Last week, in amongst the flurry of controversy/excitement about the emails, Preston Manning was appointed to chair the Public Health Emergencies Governance Review Panel (PHEGRP!), which is to report by next November.
It appears that this will be largely Manning’s show: He’ll be advising the government on who the other panelists should be. Without waiting for the rest of the panel, he has opened up public consultation, asking just one question: What, if any, amendments to legislation should be made to better equip the province to cope with future public health emergencies?
This question brings me to my first objection to Manning’s appointment as Panel chair: if the primary focus of the panel is on the need for changes to legislation, then perhaps the province might have appointed someone with, well, a law degree. Manning has never governed, and has not been to law school. Some of the legal issues that come into play are reasonably complex: for instance, the case for revisiting the Public Health Act, or the constitutionality of amending the Human Rights Code to protect the unvaccinated. Manning’s writing about the Charter and COVID doesn’t demonstrate a strong understanding of the idea of reasonable limits on Charter rights, for example.
My second objection is that Manning has taken stances that suggest that he has an axe to grind. He was so concerned about what he saw as violations of freedoms and damages imposed by COVID restrictions that he set himself up as the leader of a National Citizen’s Inquiry into the pandemic response. And wrote a fictional account of what he imagined that Inquiry would report and the political aftermath. All of which tells us that he is not an impartial or dispassionate panel chair.
This fictional report is quite the read (h/t to ‘@disorderedyyc’). It reads like a weird fever-dream, where the public embraces the idea of the commission, and $10 million is fundraised to support its work.
There are hints of paranoia: “The individuals selected to be COVID Commissioners included several medical practitioners and scientists who had publicly expressed reservation concerning the health protection measures adopted by the Trudeau government and had been severely censured for doing so.”
In the fever-dream, balancing perspectives has no place: “every effort was made to invite representatives of all the groups whose concerns about the federal government’s management of the COVID crisis had been systematically ignored to appear before the Commission and to tell their stories. Suffice it to say that much of this testimony was bitter, emotional, and extremely damaging to the reputation of the Trudeau administration.”
And at the end of the dream, after this imaginary commission had righted Canadian politics and installed a new government, Manning fantasizes that the House of Commons would be left to contemplate whether public servants and politicians should be “held financially liable and/or criminally responsible for the damages suffered” because of pandemic restrictions, or whether they should just be fired and disciplined.
My third objection has to do with Manning’s ‘stature’ as a sort of senior statesman in Canada.
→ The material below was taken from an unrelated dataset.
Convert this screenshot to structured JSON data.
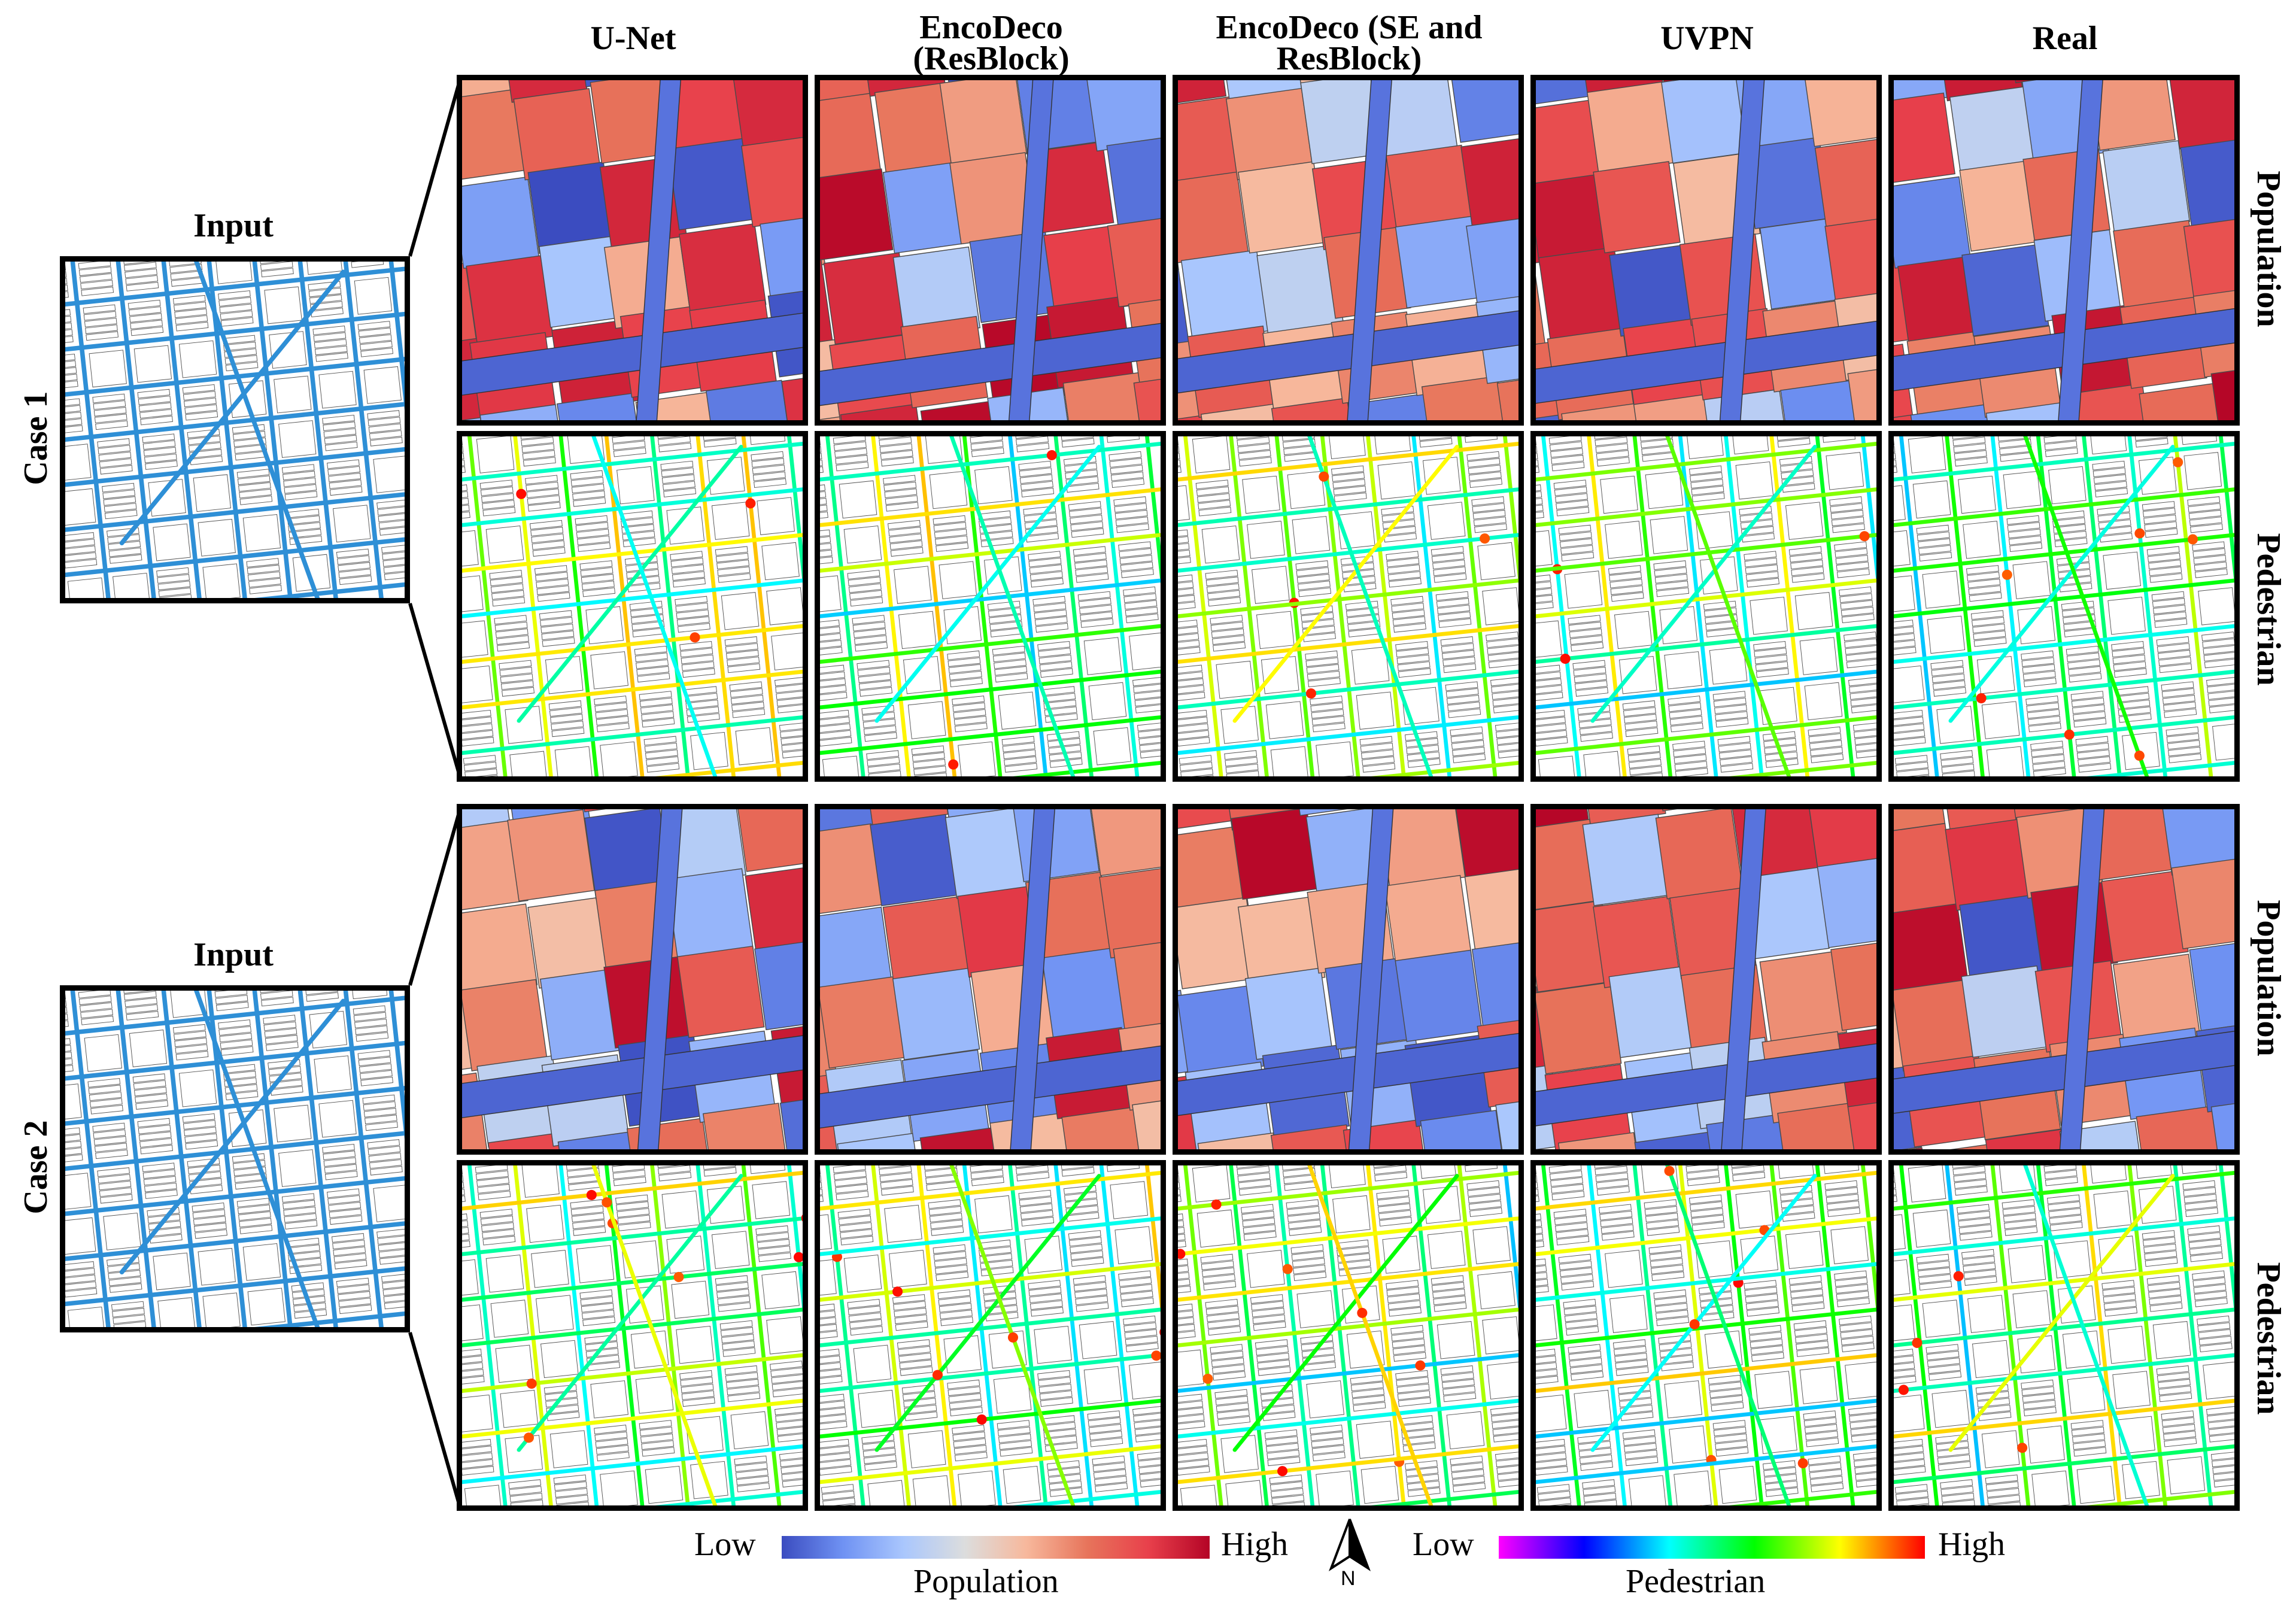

Since leaving politics, he founded the Manning Centre for Building Democracy. This organization - now renamed the Canada Strong and Free Network — has been devoted to developing conservative advocacy and political training for conservatives. Which is fine. But it isn’t a non-partisan legacy. And for something as important as looking back at the province’s COVID response, appointment of a non-partisan panel chair would send a very different message.
Appointing the panel is Premier Smith’s effort to placate those supporters who expected to see her do more to ‘right the wrongs’ of the pandemic response. I imagine that she hopes that establishing the panel with Manning at its head will allow her government to shift focus away from COVID toward other issues that might be more electorally palatable. This assumes that Manning will work quietly and in the background: whether that proves to be the case will be interesting to see.
Bonus feature: but the emails!
As of this morning, no sign of the emails on the government email system.
Where does this leave us?
Probability: Zero - Two experienced reporters just invented them.
Probability: Low - Two or more individuals invented the story and duped the CBC reporters.
Probability: Low - Someone in the Premier’s office mused about sending emails, but never actually sent them. Those who heard the musings leaked it.
Probability: Moderate - Emails were sent to and from personal email accounts.
If that’s the case, I would assume the recipient in the Crown Prosecutor’s office would have an obligation to disclose this to their director. Focus now shifts to that office…
AS ALWAYS thoughtful, insightful, SPOT ON.